Thurles Insufficient Demand For Educate Together

schoolToday was a day which appeared to focus on educational issues nationally.


At the Irish National Teachers Organisation’s (INTO) annual conference in Cork, Education Minister Ruairí Quinn called on all assembled members to accept Croke Park II proposals, asking teachers to be brave and work for nothing. ( See pay scales Here. )

The INTO Unions general secretary Sheila Nunan told Education Minister Ruairi Quinn that “Taking the knife to education sells the next generation short.” Ruairí Quinn was shouted down on a number of occasions, as delegates held up red cards and later the Government was accused of failing to offer newly-qualified teachers anything other than unemployment and emigration.

It was a similar story at the Association of Secondary Teachers in Ireland (ASTI) annual meeting.
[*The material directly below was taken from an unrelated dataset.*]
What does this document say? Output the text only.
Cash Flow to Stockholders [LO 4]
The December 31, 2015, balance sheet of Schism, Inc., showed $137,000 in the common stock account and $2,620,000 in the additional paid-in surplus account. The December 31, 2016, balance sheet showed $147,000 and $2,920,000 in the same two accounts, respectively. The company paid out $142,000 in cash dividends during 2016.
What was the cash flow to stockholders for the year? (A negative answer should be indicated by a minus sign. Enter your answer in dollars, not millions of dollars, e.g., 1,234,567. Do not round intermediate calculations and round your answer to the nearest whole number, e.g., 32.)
Here the Education Minister was heckled and jeered. ASTI President Gerry Breslin on the other hand received a lengthy standing ovation when he called for a rejection of the Croke Park II deal.

The Teachers Union of Ireland (TUI) last week had already overwhelmingly voted against the Croke Park deal.

Educate Together

Twenty three primary schools across this Republic are set to lose their Catholic Church patronage, choosing possibly to transfer to the multi-denominational Educate Together system of education. The move follows Department of Education surveys of parents in 38 areas, whose children were aged up to 12 years, as part of the drive to provide so called plurality and choice in the types of primary schools in Ireland. Parents expressed a preference for an Educate Together patron in only 20 of the 38 areas surveyed. Two towns possibly will see Community National Schools established, run by the local VEC.
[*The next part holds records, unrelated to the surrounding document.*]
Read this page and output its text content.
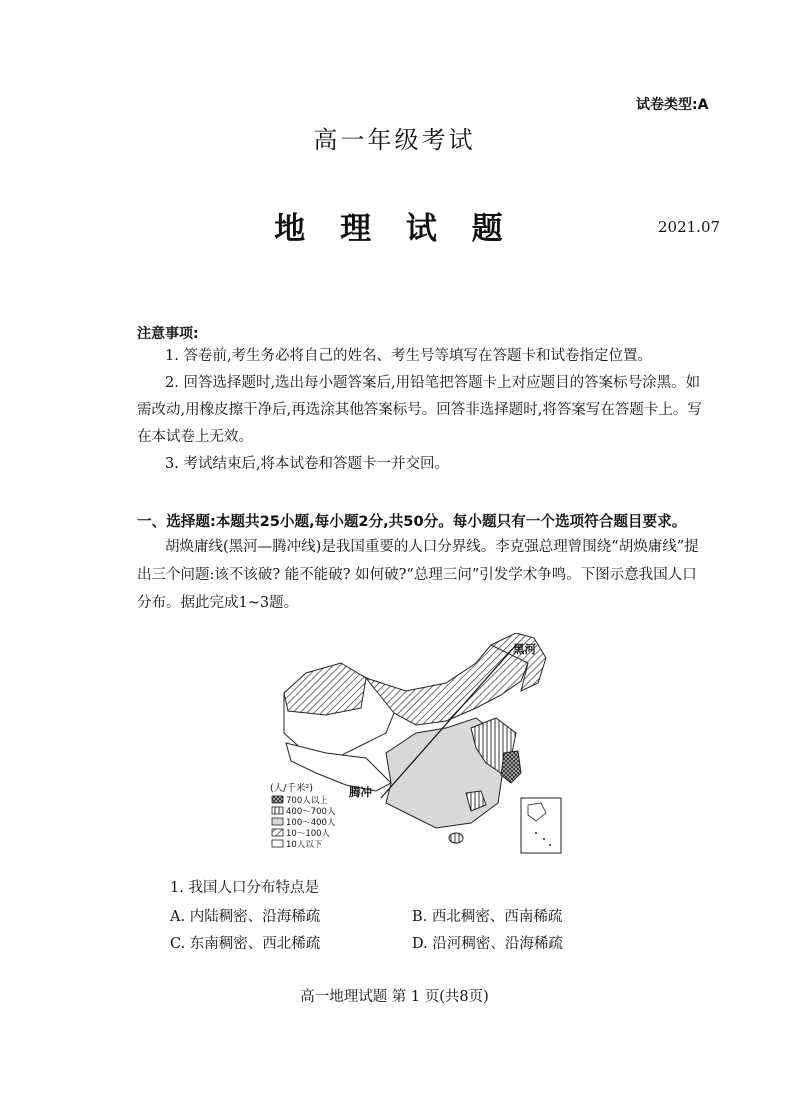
试卷类型:A
高一年级考试
地 理 试 题	2021.07
注意事项:
1. 答卷前,考生务必将自己的姓名、考生号等填写在答题卡和试卷指定位置。
2. 回答选择题时,选出每小题答案后,用铅笔把答题卡上对应题目的答案标号涂黑。如需改动,用橡皮擦干净后,再选涂其他答案标号。回答非选择题时,将答案写在答题卡上。写在本试卷上无效。
3. 考试结束后,将本试卷和答题卡一并交回。
一、选择题:本题共25小题,每小题2分,共50分。每小题只有一个选项符合题目要求。
胡焕庸线(黑河—腾冲线)是我国重要的人口分界线。李克强总理曾围绕“胡焕庸线”提出三个问题:该不该破? 能不能破? 如何破?“总理三问”引发学术争鸣。下图示意我国人口分布。据此完成1~3题。
黑河
腾冲
(人/千米²)
700人以上
400～700人
100～400人
10～100人
10人以下
1. 我国人口分布特点是
A. 内陆稠密、沿海稀疏	B. 西北稠密、西南稀疏
C. 东南稠密、西北稀疏	D. 沿河稠密、沿海稀疏
高一地理试题 第 1 页(共8页)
In County Tipperary; Clonmel & Nenagh have opted for Educate Together type education, while Thurles Town & Tipperary Town showed insufficient demand for any change whatsoever to their present existing high quality educational primary school regime.
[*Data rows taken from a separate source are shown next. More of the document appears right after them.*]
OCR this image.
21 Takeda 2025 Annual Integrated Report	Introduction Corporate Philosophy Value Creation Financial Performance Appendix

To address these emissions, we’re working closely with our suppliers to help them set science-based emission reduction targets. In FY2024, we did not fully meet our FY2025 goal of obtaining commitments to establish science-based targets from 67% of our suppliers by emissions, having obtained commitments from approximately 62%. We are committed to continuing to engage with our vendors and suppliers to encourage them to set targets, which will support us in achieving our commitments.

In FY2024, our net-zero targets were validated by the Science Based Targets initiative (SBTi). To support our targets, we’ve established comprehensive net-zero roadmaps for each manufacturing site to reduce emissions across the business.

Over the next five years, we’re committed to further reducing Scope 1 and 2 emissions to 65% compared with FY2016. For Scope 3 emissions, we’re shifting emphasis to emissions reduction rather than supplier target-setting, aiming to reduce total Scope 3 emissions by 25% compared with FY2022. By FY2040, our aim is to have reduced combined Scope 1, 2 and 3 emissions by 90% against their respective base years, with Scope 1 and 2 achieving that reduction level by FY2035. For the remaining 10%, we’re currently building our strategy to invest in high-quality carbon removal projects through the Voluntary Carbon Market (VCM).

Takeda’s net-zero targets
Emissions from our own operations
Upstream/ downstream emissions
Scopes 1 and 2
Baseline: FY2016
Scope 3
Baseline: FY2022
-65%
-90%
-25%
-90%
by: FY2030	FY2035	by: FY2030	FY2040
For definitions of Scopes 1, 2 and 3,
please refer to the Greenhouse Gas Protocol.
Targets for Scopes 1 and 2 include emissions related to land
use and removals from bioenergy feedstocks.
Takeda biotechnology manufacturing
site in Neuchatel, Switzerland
It would appear however that twenty three primary schools across the Irish Republic seem to have forgotten, that were it not for the educational patronage of both Protestant & Roman Catholic Churches in the early 1800’s, most of us would still be living in the Stone Age.

It would appear also that Education Minister Ruairí Quinn is intent on “fixing that which is not yet broken,” and if his current education plans continue to include the closing of schools with fewer than 4 teachers is implemented, with the exception of larger cities, not one Protestant ethos school will exist in the Rural Ireland of 2020.